The sweet strains of jazz lured me forward, awaft on the airy blue furrows of the soft breezeless day. With only my whims to follow, I sauntered toward the sound and lurked at the corner of the small gathered crowd. The sign perched in an open guitar case at their feet read “The Baby Soda Jazz Band,” a pile of green bills strewn messily across the black velvet. An older man in a white t-shirt with a grizzled face plucked at a one-string bass, and a thirtysomething adorned with tattoos and sunglasses strummed at a banjo. The low bluegrass twangs melded with the pure jazz of a trumpet, trombone, and clarinet. As I approached, the trumpeter, a man in his seventies with lively eyes, took a solo, clear brassy notes flirting with the melody. The game was picked up by the trombone player, a pretty girl in a backless patchwork sundress, who slipped the golden slide in and out with obvious gusto. With her final notes she turned to the clarinetist, conferring the spotlight upon the tall young man with short blond hair and bright blue eyes, which shut tight as he blew into his instrument. His fingers flew along the black and silver rod and gleeful notes escaped, one following the next, in rapid succession. High, low, high, very high, every single sound precisely on pitch, combining to create a composition specifically tailored to the brightness of the day. I was enthralled, and edged nearer the group.

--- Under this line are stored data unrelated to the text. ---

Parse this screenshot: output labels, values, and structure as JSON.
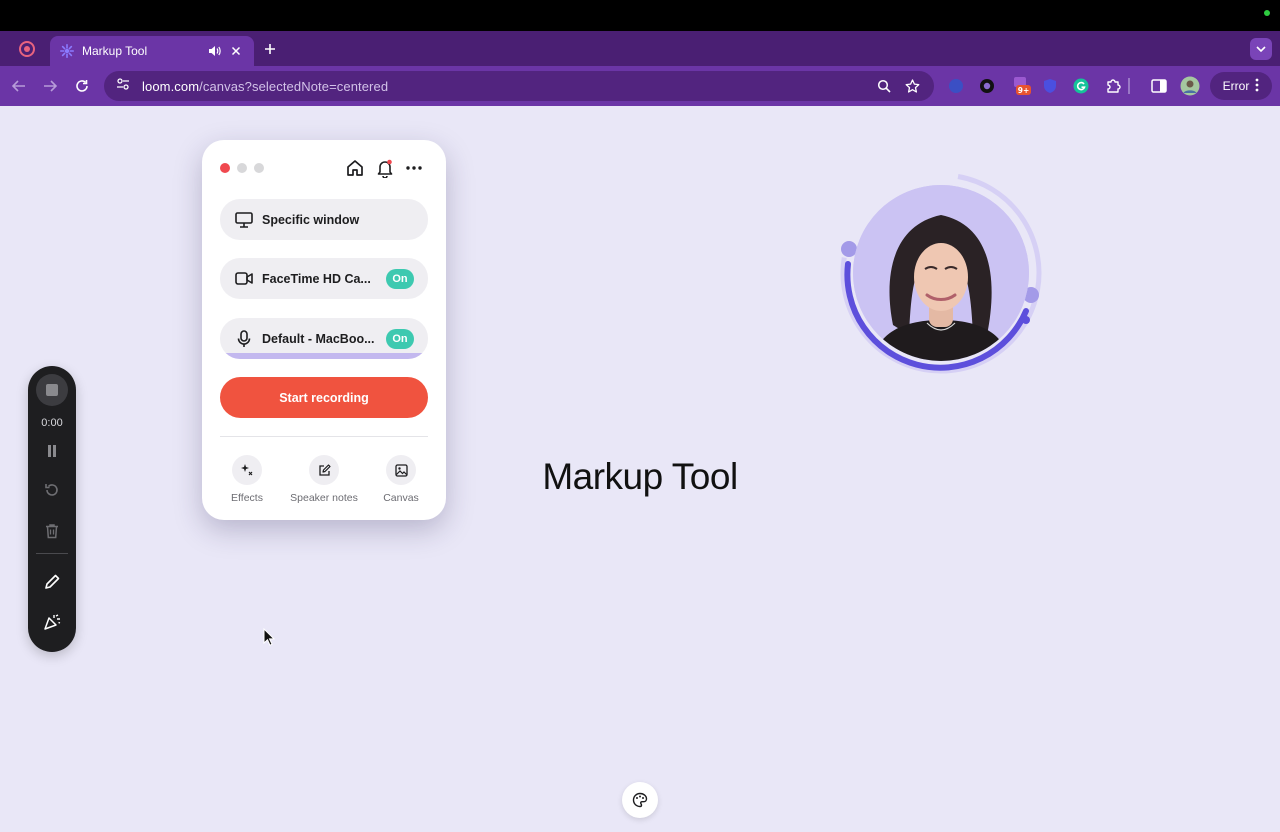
{
  "browser": {
    "tab": {
      "title": "Markup Tool"
    },
    "address": {
      "host": "loom.com",
      "path": "/canvas?selectedNote=centered"
    },
    "extensions_badge": "9+",
    "profile_button_label": "Error"
  },
  "popup": {
    "source_label": "Specific window",
    "camera_label": "FaceTime HD Ca...",
    "camera_status": "On",
    "mic_label": "Default - MacBoo...",
    "mic_status": "On",
    "start_label": "Start recording",
    "footer": {
      "effects": "Effects",
      "speaker_notes": "Speaker notes",
      "canvas": "Canvas"
    }
  },
  "recording_toolbar": {
    "timer": "0:00"
  },
  "canvas": {
    "title": "Markup Tool"
  },
  "colors": {
    "accent_red": "#f0533f",
    "on_badge": "#3dc9b0",
    "tab_strip": "#4a1f73",
    "toolbar": "#6b35a6",
    "canvas_bg": "#e9e7f7",
    "bubble_ring": "#6d5ce0"
  }
}
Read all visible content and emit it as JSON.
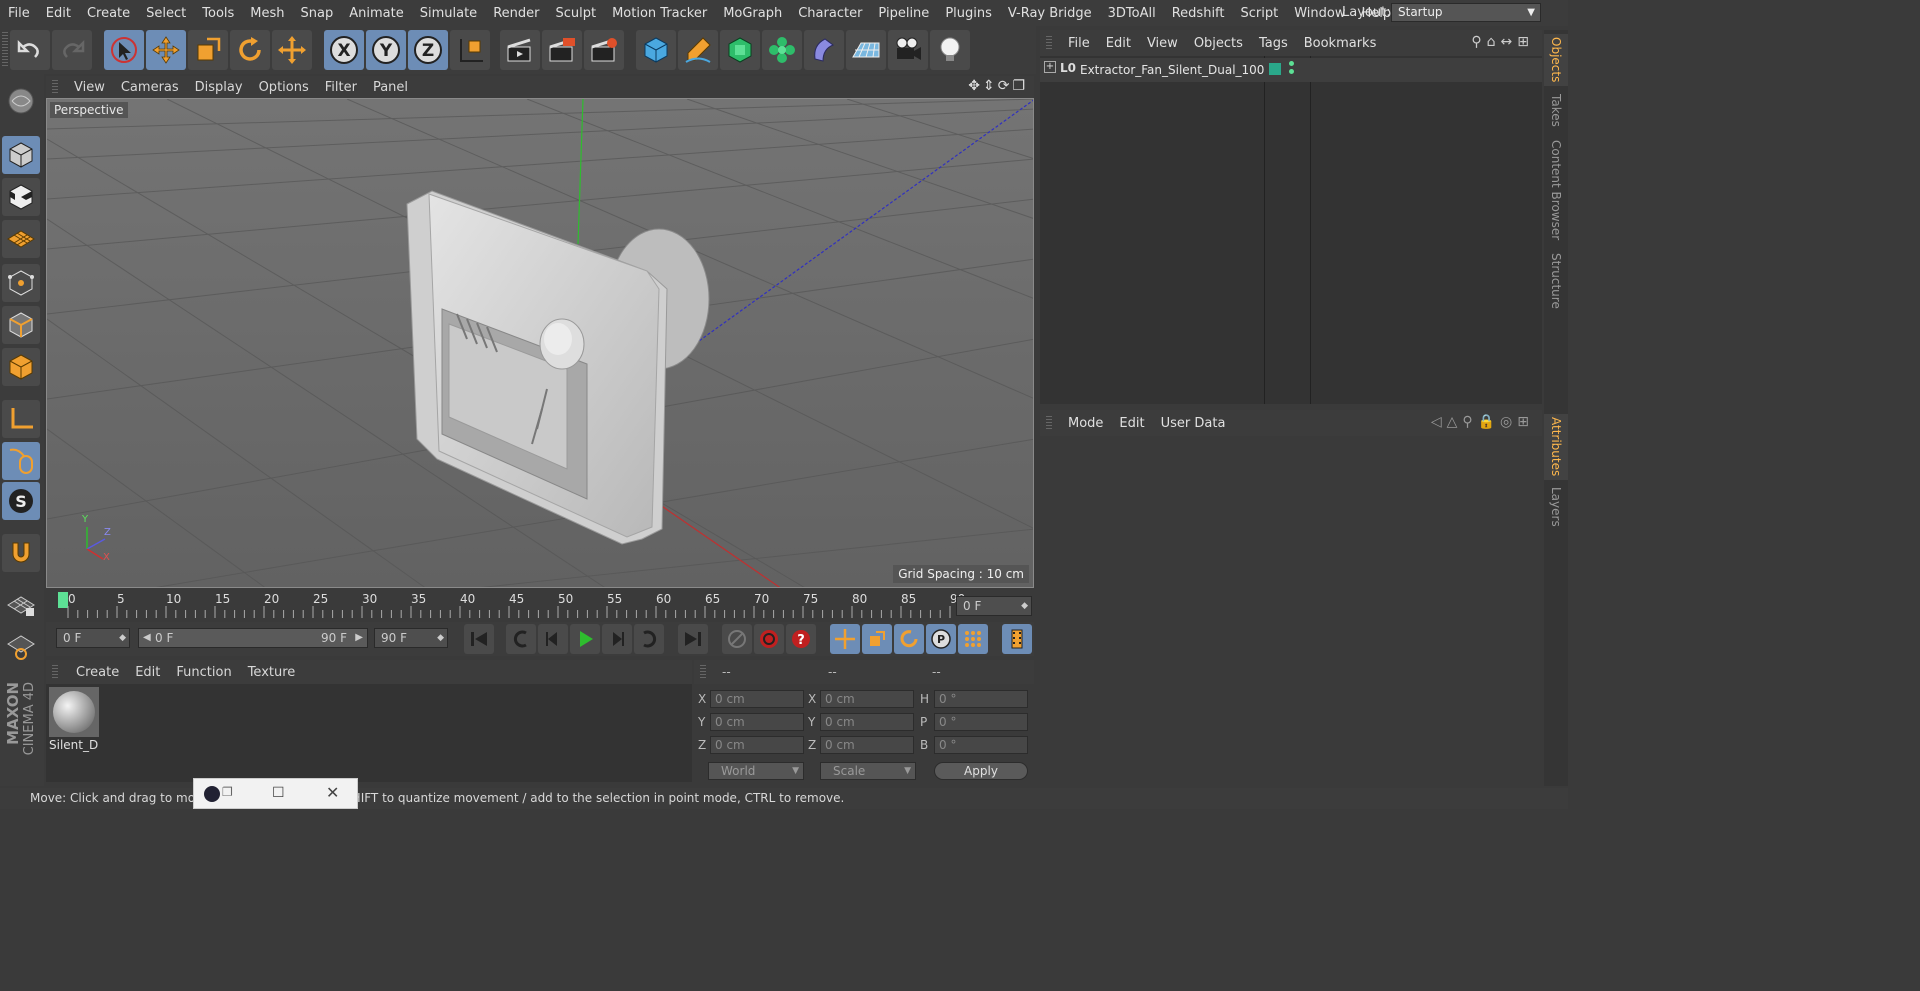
{
  "main_menu": [
    "File",
    "Edit",
    "Create",
    "Select",
    "Tools",
    "Mesh",
    "Snap",
    "Animate",
    "Simulate",
    "Render",
    "Sculpt",
    "Motion Tracker",
    "MoGraph",
    "Character",
    "Pipeline",
    "Plugins",
    "V-Ray Bridge",
    "3DToAll",
    "Redshift",
    "Script",
    "Window",
    "Help"
  ],
  "layout": {
    "label": "Layout:",
    "value": "Startup"
  },
  "viewport": {
    "menu": [
      "View",
      "Cameras",
      "Display",
      "Options",
      "Filter",
      "Panel"
    ],
    "camera_label": "Perspective",
    "grid_spacing": "Grid Spacing : 10 cm",
    "axis_labels": {
      "x": "X",
      "y": "Y",
      "z": "Z"
    }
  },
  "timeline": {
    "ticks": [
      "0",
      "5",
      "10",
      "15",
      "20",
      "25",
      "30",
      "35",
      "40",
      "45",
      "50",
      "55",
      "60",
      "65",
      "70",
      "75",
      "80",
      "85",
      "90"
    ],
    "current_frame": "0 F"
  },
  "transport": {
    "start_field": "0 F",
    "range_start": "0 F",
    "range_end": "90 F",
    "end_field": "90 F"
  },
  "material_manager": {
    "menu": [
      "Create",
      "Edit",
      "Function",
      "Texture"
    ],
    "material_name": "Silent_D"
  },
  "coordinates": {
    "headers": [
      "--",
      "--",
      "--"
    ],
    "rows": [
      {
        "l1": "X",
        "v1": "0 cm",
        "l2": "X",
        "v2": "0 cm",
        "l3": "H",
        "v3": "0 °"
      },
      {
        "l1": "Y",
        "v1": "0 cm",
        "l2": "Y",
        "v2": "0 cm",
        "l3": "P",
        "v3": "0 °"
      },
      {
        "l1": "Z",
        "v1": "0 cm",
        "l2": "Z",
        "v2": "0 cm",
        "l3": "B",
        "v3": "0 °"
      }
    ],
    "mode_world": "World",
    "mode_scale": "Scale",
    "apply_label": "Apply"
  },
  "object_manager": {
    "menu": [
      "File",
      "Edit",
      "View",
      "Objects",
      "Tags",
      "Bookmarks"
    ],
    "object_name": "Extractor_Fan_Silent_Dual_100"
  },
  "attribute_manager": {
    "menu": [
      "Mode",
      "Edit",
      "User Data"
    ]
  },
  "side_tabs": [
    "Objects",
    "Takes",
    "Content Browser",
    "Structure",
    "Attributes",
    "Layers"
  ],
  "status_text": "Move: Click and drag to move elements. Hold down SHIFT to quantize movement / add to the selection in point mode, CTRL to remove.",
  "brand": {
    "line1": "MAXON",
    "line2": "CINEMA 4D"
  },
  "colors": {
    "accent_blue": "#6d8db6",
    "orange": "#f0a030",
    "viewport_bg": "#6b6b6b",
    "active_tab": "#ffb84d"
  }
}
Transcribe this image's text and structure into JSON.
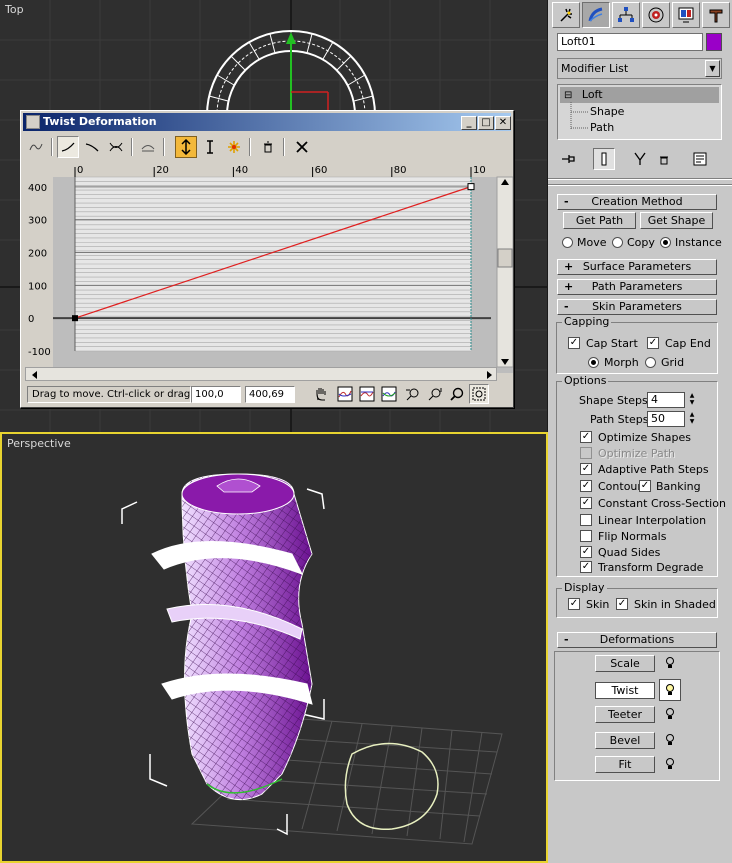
{
  "viewports": {
    "top_label": "Top",
    "perspective_label": "Perspective"
  },
  "twist_dialog": {
    "title": "Twist Deformation",
    "x_ticks": [
      "0",
      "20",
      "40",
      "60",
      "80",
      "10"
    ],
    "y_ticks": [
      "400",
      "300",
      "200",
      "100",
      "0",
      "-100"
    ],
    "status_text": "Drag to move. Ctrl-click or drag re",
    "x_value": "100,0",
    "y_value": "400,69",
    "curve": {
      "x": [
        0,
        100
      ],
      "y": [
        0,
        400.69
      ]
    },
    "curve_color": "#e02020",
    "minimize_label": "_",
    "maximize_label": "□",
    "close_label": "✕"
  },
  "panel": {
    "object_name": "Loft01",
    "object_color": "#9a00c8",
    "modifier_list": "Modifier List",
    "stack": {
      "root": "Loft",
      "toggle": "⊟",
      "items": [
        "Shape",
        "Path"
      ]
    },
    "creation_method": {
      "header": "Creation Method",
      "sign": "-",
      "get_path": "Get Path",
      "get_shape": "Get Shape",
      "move": "Move",
      "copy": "Copy",
      "instance": "Instance",
      "selected": "instance"
    },
    "surface_parameters": {
      "header": "Surface Parameters",
      "sign": "+"
    },
    "path_parameters": {
      "header": "Path Parameters",
      "sign": "+"
    },
    "skin_parameters": {
      "header": "Skin Parameters",
      "sign": "-",
      "capping": {
        "title": "Capping",
        "cap_start": "Cap Start",
        "cap_end": "Cap End",
        "morph": "Morph",
        "grid": "Grid",
        "cap_start_checked": true,
        "cap_end_checked": true,
        "selected": "morph"
      },
      "options": {
        "title": "Options",
        "shape_steps_label": "Shape Steps:",
        "shape_steps": "4",
        "path_steps_label": "Path Steps:",
        "path_steps": "50",
        "optimize_shapes": {
          "label": "Optimize Shapes",
          "checked": true
        },
        "optimize_path": {
          "label": "Optimize Path",
          "checked": false,
          "disabled": true
        },
        "adaptive_path_steps": {
          "label": "Adaptive Path Steps",
          "checked": true
        },
        "contour": {
          "label": "Contour",
          "checked": true
        },
        "banking": {
          "label": "Banking",
          "checked": true
        },
        "constant_cross_section": {
          "label": "Constant Cross-Section",
          "checked": true
        },
        "linear_interpolation": {
          "label": "Linear Interpolation",
          "checked": false
        },
        "flip_normals": {
          "label": "Flip Normals",
          "checked": false
        },
        "quad_sides": {
          "label": "Quad Sides",
          "checked": true
        },
        "transform_degrade": {
          "label": "Transform Degrade",
          "checked": true
        }
      },
      "display": {
        "title": "Display",
        "skin": {
          "label": "Skin",
          "checked": true
        },
        "skin_in_shaded": {
          "label": "Skin in Shaded",
          "checked": true
        }
      }
    },
    "deformations": {
      "header": "Deformations",
      "sign": "-",
      "scale": "Scale",
      "twist": "Twist",
      "teeter": "Teeter",
      "bevel": "Bevel",
      "fit": "Fit"
    }
  },
  "check_mark": "✓"
}
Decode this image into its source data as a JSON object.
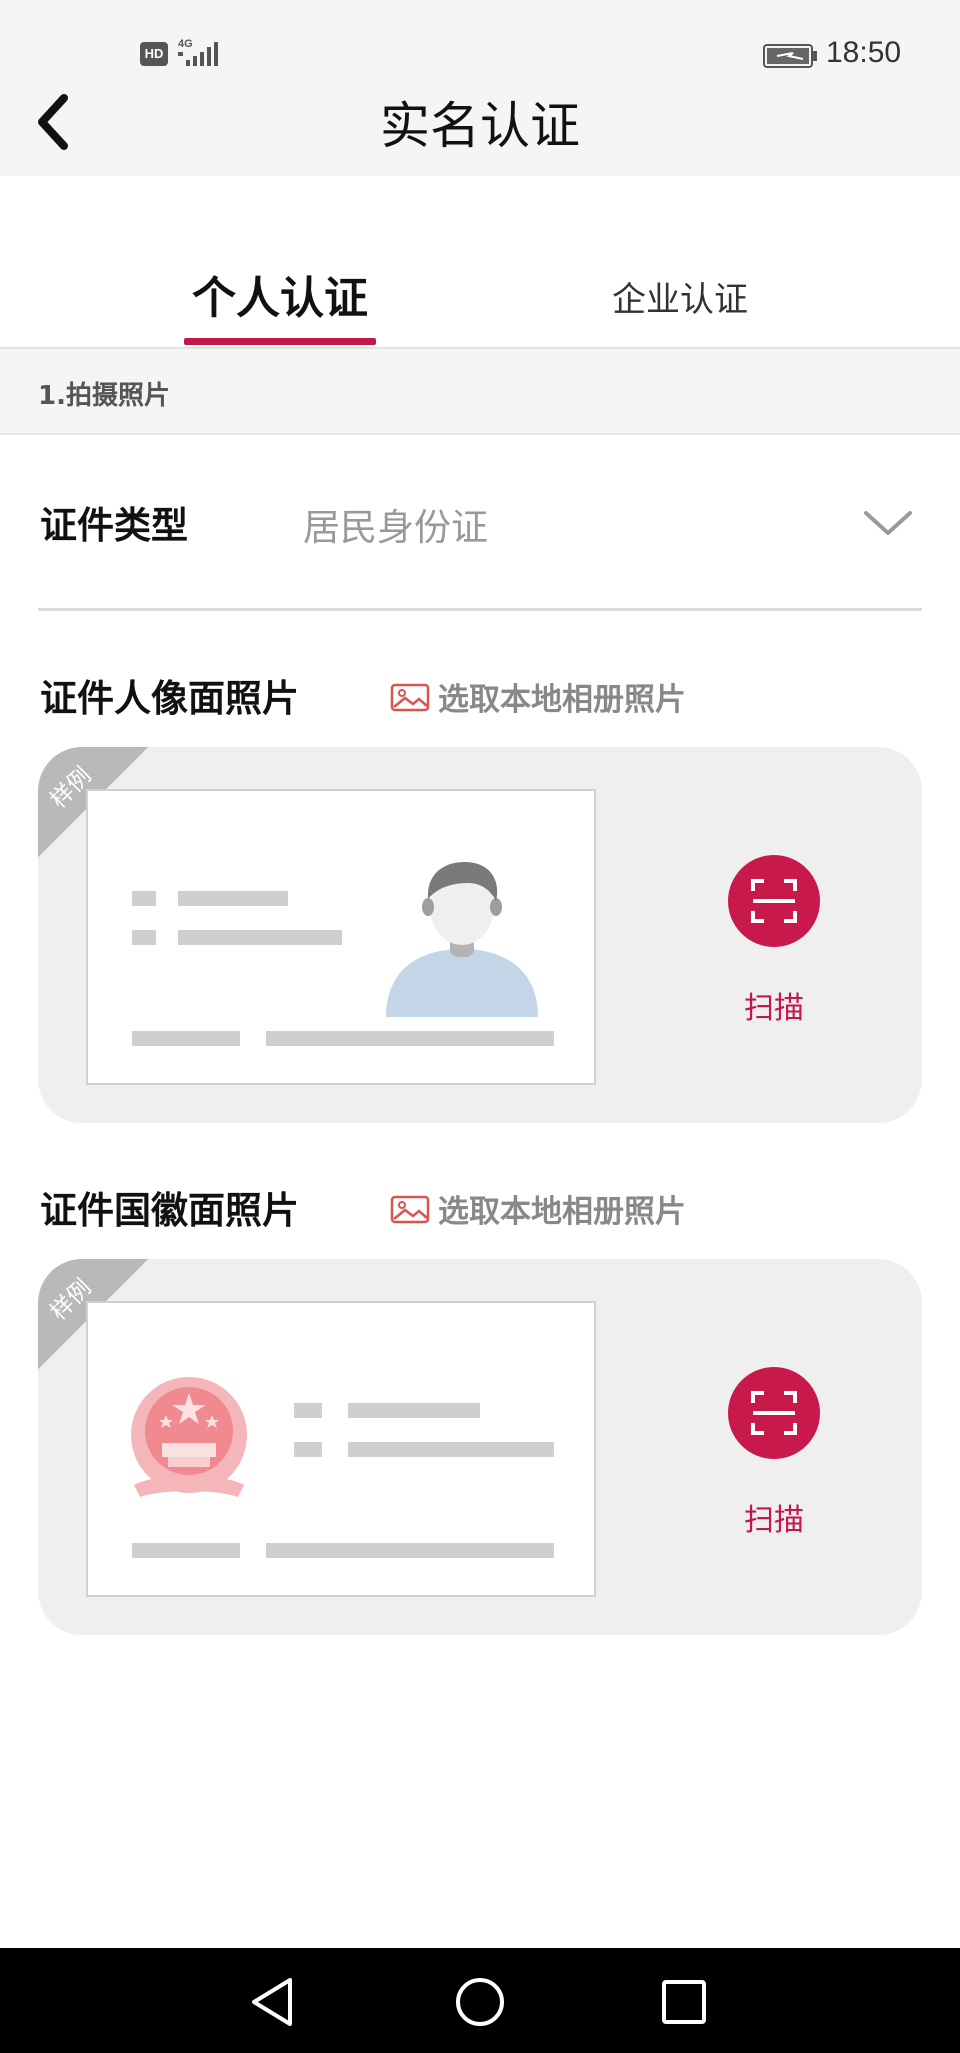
{
  "status_bar": {
    "hd": "HD",
    "network": "4G",
    "time": "18:50"
  },
  "header": {
    "title": "实名认证"
  },
  "tabs": [
    {
      "label": "个人认证",
      "active": true
    },
    {
      "label": "企业认证",
      "active": false
    }
  ],
  "colors": {
    "accent": "#c1184a",
    "scan_button": "#c8194c",
    "background": "#f5f5f5"
  },
  "section": {
    "heading": "1.拍摄照片"
  },
  "id_type": {
    "label": "证件类型",
    "value": "居民身份证"
  },
  "portrait_side": {
    "title": "证件人像面照片",
    "album_link": "选取本地相册照片",
    "sample_tag": "样例",
    "scan_label": "扫描"
  },
  "emblem_side": {
    "title": "证件国徽面照片",
    "album_link": "选取本地相册照片",
    "sample_tag": "样例",
    "scan_label": "扫描"
  },
  "icons": [
    "back-arrow-icon",
    "chevron-down-icon",
    "picture-icon",
    "scan-icon",
    "avatar-icon",
    "national-emblem-icon",
    "nav-back-icon",
    "nav-home-icon",
    "nav-recents-icon"
  ]
}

The music was friendly and welcoming, inviting every live soul in the park to come and enjoy the swinging spirit of the 1920’s made quaint by the passing of time. The upbeat, toe-tapping sounds completely lacked the intimidating exclusivity of radicalism and trendiness, or the snobbery of high-class lyricism and virtuosic expectations. The band members themselves, standing in front of the curves of a black granite bench, radiated no standoffishness, marked no hallowed area for a stage. Spectators, clapping and smiling, stood in a semi-circle around them or sat on the bench directly behind them, participating in the show, exhaling a joy created by music and sunshine, good will and mutual enjoyment.

These musicians sewing sounds to match the scene, weaving their artistry into the weather, were real. They smiled, they chatted, they looked at the crowd and appreciated each hand as it met another to create applause. As they began a new song, an older woman in a pink polo shirt and khaki capris rose from the granite bench beside the band and casually began to sing. Her birdlike voice was not easy to hear above the instruments, but it was clear and trilled, an accessible jazzy siren, familiar enough to make me wish I were singing beside her.

I instinctively liked these people, and their music spoke aloud a simple, glad language. I felt a desperate desire to share in their song, to lend my voice to the instruments, to join them seamlessly, hitting just the right notes, adding to and thickening the harmony. becoming one of their group as effortlessly as cool spray fell from the geysers of the park’s fountain toward the ground. Instead of merely stifling my feelings and passing on, as I have done too often before, I chose to stay, finding an open spot on the bench right behind the performers. I felt emboldened by the sunshine, and as the song ended, I applauded with sincerity, thankful for the generosity of talent shared modestly but without reservation in the open air.